JFK's Forgotten Crisis: Tibet, The CIA And The Sino-Indian War

Veteran journalist and author Joseph C. Goulden offers a good review in the Washington Times of Bruce Riedel's JFK's Forgotten Crisis: Tibet, The CIA and the Sino-Indian War.  

In October 1962, the CIA’s discovery that the Soviet Union was shipping missiles to Cuba electrified world fears of nuclear warfare. Tedious negotiations by President John F. Kennedy, in which he agreed to withdraw U.S. missiles from Turkey, ended the frightening crisis.
Virtually unnoticed by the public at large was a parallel crisis — a border conflict between India and China that threatened to escalate into full-scale warfare between the Asian giants. India was the aggressor, dispatching troops to try to settle a long-standing boundary dispute.
Things went poorly for the Indians. An alarmed Indian Prime Minister Jawaharlal Nehru sent an urgent letter to Kennedy asking for 12 squadrons of supersonic fighter planes, with ground radar equipment, to fight off Chinese aviators.

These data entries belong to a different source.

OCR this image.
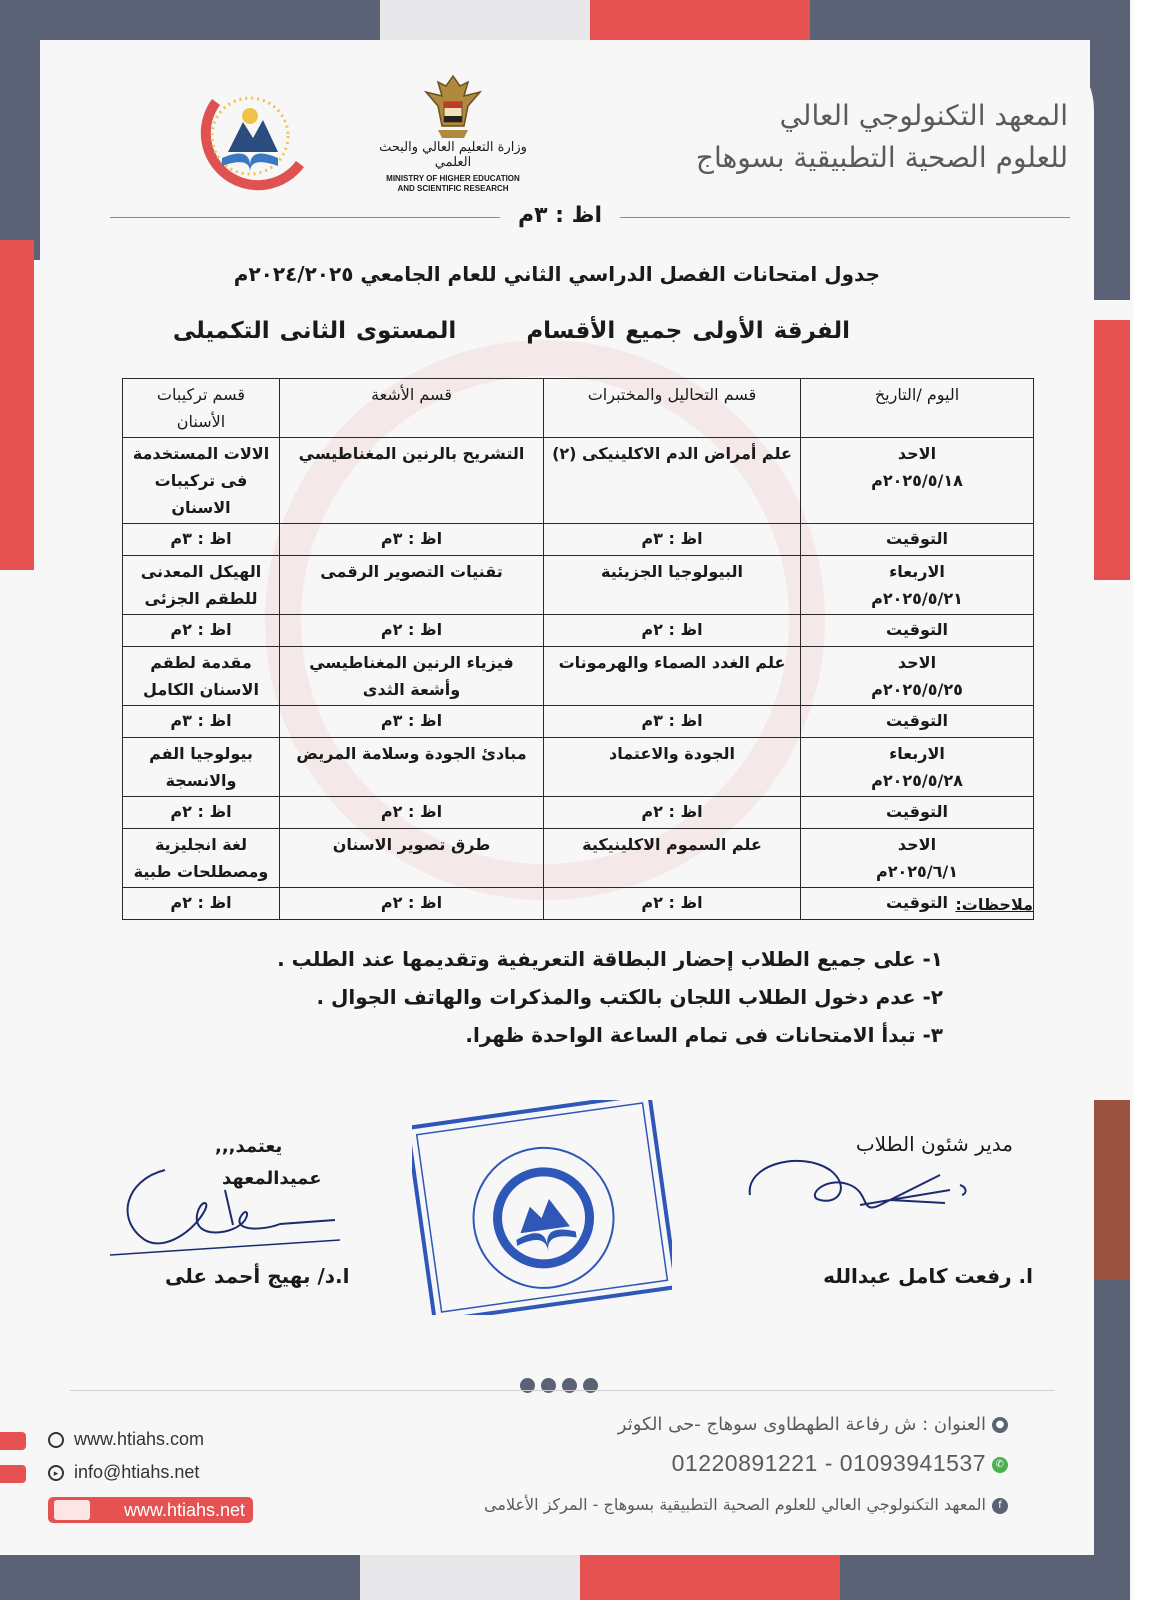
المعهد التكنولوجي العالي
للعلوم الصحية التطبيقية بسوهاج
وزارة التعليم العالي والبحث العلمي
MINISTRY OF HIGHER EDUCATION
AND SCIENTIFIC RESEARCH
اظ : ٣م
جدول امتحانات الفصل الدراسي الثاني للعام الجامعي ٢٠٢٤/٢٠٢٥م
الفرقة الأولى جميع الأقسام المستوى الثانى التكميلى
اليوم /التاريخ	قسم التحاليل والمختبرات	قسم الأشعة	قسم تركيبات الأسنان

الاحد
٢٠٢٥/٥/١٨م	علم أمراض الدم الاكلينيكى (٢)	التشريح بالرنين المغناطيسي	الالات المستخدمة فى تركيبات الاسنان
التوقيت	اظ : ٣م	اظ : ٣م	اظ : ٣م

الاربعاء
٢٠٢٥/٥/٢١م	البيولوجيا الجزيئية	تقنيات التصوير الرقمى	الهيكل المعدنى للطقم الجزئى
التوقيت	اظ : ٢م	اظ : ٢م	اظ : ٢م

الاحد
٢٠٢٥/٥/٢٥م	علم الغدد الصماء والهرمونات	فيزياء الرنين المغناطيسي وأشعة الثدى	مقدمة لطقم الاسنان الكامل
التوقيت	اظ : ٣م	اظ : ٣م	اظ : ٣م

الاربعاء
٢٠٢٥/٥/٢٨م	الجودة والاعتماد	مبادئ الجودة وسلامة المريض	بيولوجيا الفم والانسجة
التوقيت	اظ : ٢م	اظ : ٢م	اظ : ٢م

الاحد
٢٠٢٥/٦/١م	علم السموم الاكلينيكية	طرق تصوير الاسنان	لغة انجليزية ومصطلحات طبية
التوقيت	اظ : ٢م	اظ : ٢م	اظ : ٢م	ملاحظات:
١- على جميع الطلاب إحضار البطاقة التعريفية وتقديمها عند الطلب .
٢- عدم دخول الطلاب اللجان بالكتب والمذكرات والهاتف الجوال .
٣- تبدأ الامتحانات فى تمام الساعة الواحدة ظهرا.
يعتمد,,,
عميدالمعهد
ا.د/ بهيج أحمد على
مدير شئون الطلاب
ا. رفعت كامل عبدالله
●العنوان : ش رفاعة الطهطاوى سوهاج -حى الكوثر
✆01220891221 - 01093941537
fالمعهد التكنولوجي العالي للعلوم الصحية التطبيقية بسوهاج - المركز الأعلامى
www.htiahs.com
▸ info@htiahs.net
www.htiahs.net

... That the India-China conflict was halfway around the world meant the crisis lacked the geographic immediacy of Cuba. Another factor that shielded it from wide public view was that no one outside of official Washington knew of a top-secret CIA operation in Tibet, begun under President Eisenhower, that played a minor role in touching off the confrontation.